I decided that brachytherapy would be the most effective choice, considering its minimal impact on the rest of my life. I felt confident that Dr. Zelefsky would take care of me. On some level, I already felt as if I was cured. With this decision made, I went in for the implant procedure in August 2004. It was a relatively simple procedure, at least from a patient's perspective, and I was able to return home the same day. I experienced no pain at all as a result of the treatment.
Additional Radiation Treatments
Having reviewed all the redone test and scan results, which showed two large areas of tumor on one side of my prostate, Dr. Zelefsky recommended that I also undergo traditional external beam radiation therapy. This process lasted six weeks and required me to go in for radiation treatments on a daily basis, Monday through Friday, with weekends off. The treatments themselves only took about 15 minutes.
I continued to play tennis throughout the radiation treatments, though I was noticeably weaker and more easily fatigued for the first three or four months. It bothered me enough that I asked Dr. Zelefsky about it at one of my appointments. He told me that the fatigue could last up to a year, but that I would eventually regain my strength. He said I also needed to take into account my age. Even without cancer, at my age you start naturally to lose some strength and stamina that you may have had just a couple of years earlier.
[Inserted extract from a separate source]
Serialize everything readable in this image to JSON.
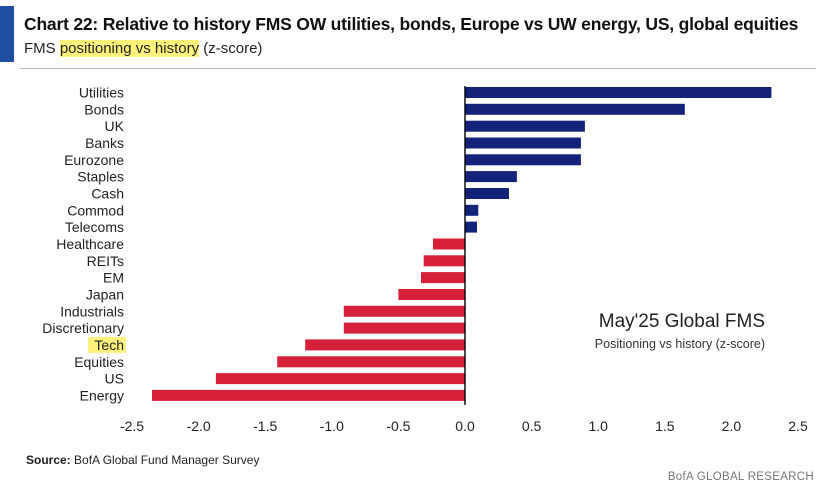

In terms of other, more serious potential side effects, such as urinary or bowel problems, I was fortunate not to experience any of them.
Advice to Others — Don't Wait
My advice to other men is simple. If you feel sick, see your doctor. Prostate cancer is not the sort of thing that you can just ignore and it will go away. For men my age, it is definitely worthwhile to investigate any potential prostate problems. If you are diagnosed with prostate cancer, I believe you should look for both the best possible doctor and the best possible hospital for treatment.
“ I believe Mr. Schicht's very positive outlook was an extremely important component in getting through the treatment and doing so well. “
Michael Zelefsky , Brachytherapy Service Chief
For me, there was really no question that Memorial Sloan-Kettering was the place to go. Once I made that decision, 50 percent of all the other uncertainty was erased. And when I met Dr. Zelefsky, I knew that this was the man who would cure me. Seeking a second opinion is very important, but once you've received all the information then a choice must be made to move forward. Once you choose the right doctor and hospital, everything that follows becomes much easier.